Perhaps the one area even stronger than Juve’s back five is the three-man midfield of Claudio Marchisio, Arturo Vidal and Andrea Pirlo – all of whom provide something different. Pirlo gives the side a spectacular range of passing from deep, Marchisio brings creativity and a much needed goal threat higher up the pitch and in between is the tenacious Arturo Vidal, who is fast becoming one of Europe’s best box-to-box midfielders.
Together, Pirlo, Vidal and Marchisio form a superb midfield unit; excellent on the ball, creative and hard-working without it – when Vidal and Marchisio press higher up the pitch it plays perfectly into the hands of Pirlo to sit in the space vacated and wait to receive a pass.
Within touching distance of taking one of those spots in the midfield is the highly talented Paul Pogba.
At just 20 years old, Pogba has similar characteristics to all three men ahead of him in the pecking order. He has great vision like Pirlo, superb dribbling ability like Marchisio and a physical presence similar to Vidal. This season Pogba will be a year older, wiser and stronger and is likely to feature in a rotating midfield as the games come thick and fast.
Further behind Pogba is Luca Marrone who is another good option to have in midfield, and the likes of Isla, Padoin and Asamoah are all capable of filling in on the odd occasion. Juventus are however without Felipe Melo, who has finally joined Galatasaray permanently after spending the last two seasons there on loan, and Emanuele Giaccherini has also left for Sunderland.
One complaint last season was that Juventus clearly lacked a world class striker to compliment the ability throughout the rest of the side. It says a lot that Vidal finished as Juventus’ top goalscorer on 10 league goals – and even more that both Nicklas Bendtner and Nicolas Anelka were seen as short-term options (although together contributed no goals in 13 matches).
That’s not to say that Sebastian Giovinco, Mirko Vucinic, Fabio Quagliarella and Alessandro Matri are bad footballers, they just aren’t of the necessary quality of a side striving to compete in the latter stages of the Champions League.
Conte has certainly taken his side up a level with his two summer signings in this area of the pitch. Fernando Llorente had long been linked with a move to Turin and Juventus officially signed the Spaniard at the beginning of July. At Athletic Bilbao Llorente’s record was 118 goals in 333 matches and he’ll provide an excellent focal point for Juve’s attacks.
Even more impressive though is the capture of Carlos Tevez from Manchester City, for just £10m plus £2m in add-ons subject to performances. Tevez is now entering what should be the prime of his career and is a real sign of Conte’s intent for the season ahead.

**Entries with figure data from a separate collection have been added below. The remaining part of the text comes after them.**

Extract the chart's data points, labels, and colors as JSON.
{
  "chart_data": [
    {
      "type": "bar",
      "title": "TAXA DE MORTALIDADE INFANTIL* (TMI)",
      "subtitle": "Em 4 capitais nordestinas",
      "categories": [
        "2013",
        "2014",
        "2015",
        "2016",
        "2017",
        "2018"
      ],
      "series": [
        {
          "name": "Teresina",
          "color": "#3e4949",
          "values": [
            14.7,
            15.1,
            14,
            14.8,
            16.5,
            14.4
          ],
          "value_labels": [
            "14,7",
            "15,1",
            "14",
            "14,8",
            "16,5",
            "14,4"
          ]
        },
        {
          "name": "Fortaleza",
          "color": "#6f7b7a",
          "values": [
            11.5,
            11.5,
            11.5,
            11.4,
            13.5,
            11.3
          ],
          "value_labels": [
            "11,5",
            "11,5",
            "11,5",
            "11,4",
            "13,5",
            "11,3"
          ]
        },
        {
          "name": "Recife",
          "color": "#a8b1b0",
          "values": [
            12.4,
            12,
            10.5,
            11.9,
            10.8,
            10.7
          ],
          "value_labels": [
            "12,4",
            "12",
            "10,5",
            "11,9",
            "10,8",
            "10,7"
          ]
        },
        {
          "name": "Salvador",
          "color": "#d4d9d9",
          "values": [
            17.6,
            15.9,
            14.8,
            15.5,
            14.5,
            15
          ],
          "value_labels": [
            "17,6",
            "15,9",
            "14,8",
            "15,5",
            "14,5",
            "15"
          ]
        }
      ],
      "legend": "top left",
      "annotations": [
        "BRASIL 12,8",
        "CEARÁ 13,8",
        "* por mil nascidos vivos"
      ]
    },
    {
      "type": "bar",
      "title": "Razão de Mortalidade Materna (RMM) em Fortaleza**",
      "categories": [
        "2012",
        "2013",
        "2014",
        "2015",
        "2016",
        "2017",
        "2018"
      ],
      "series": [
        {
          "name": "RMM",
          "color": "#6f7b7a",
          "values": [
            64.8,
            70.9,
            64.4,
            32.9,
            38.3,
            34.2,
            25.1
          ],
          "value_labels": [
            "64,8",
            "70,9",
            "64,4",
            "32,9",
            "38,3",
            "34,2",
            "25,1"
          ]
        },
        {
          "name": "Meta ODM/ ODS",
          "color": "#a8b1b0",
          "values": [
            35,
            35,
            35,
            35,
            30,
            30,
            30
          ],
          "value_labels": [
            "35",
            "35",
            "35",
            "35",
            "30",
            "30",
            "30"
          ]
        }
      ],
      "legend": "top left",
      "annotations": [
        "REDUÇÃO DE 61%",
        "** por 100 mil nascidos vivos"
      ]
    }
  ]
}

Having averaged a goal every three matches at Manchester United, where he was often left to do Cristiano Ronaldo’s dirty work, Tevez was commonly the main striker at Manchester City and this allowed him to add goals to his game – 73 in 138 matches to be precise.
With six strikers now on their books it’s likely that as many as two forwards will leave Juve before the end of the transfer window, with Quagliarella being heavy linked all summer with a host of mid-table Premier League clubs.
After the arrivals of Tevez and Llorente, it can be argued that Juventus haven’t had such a strong potential XI since the days of Lilian Thuram, Fabio Cannavaro, Gianluca Zambrotta, Patrick Vieira, Pavel Nedved, David Trezeguet, Zlatan Ibrahimovic and Alessandro Del Piero in the 2005-06 season. Juve will be clear favourites to win Serie A for a third successive year but Conte will also expect his side to go even further in Europe this season.
Having added some genuine attacking talent in the final third, to go with an extremely competitive midfield and highly experienced defence, Juventus may now be ready to compete once again with the best Europe has to offer.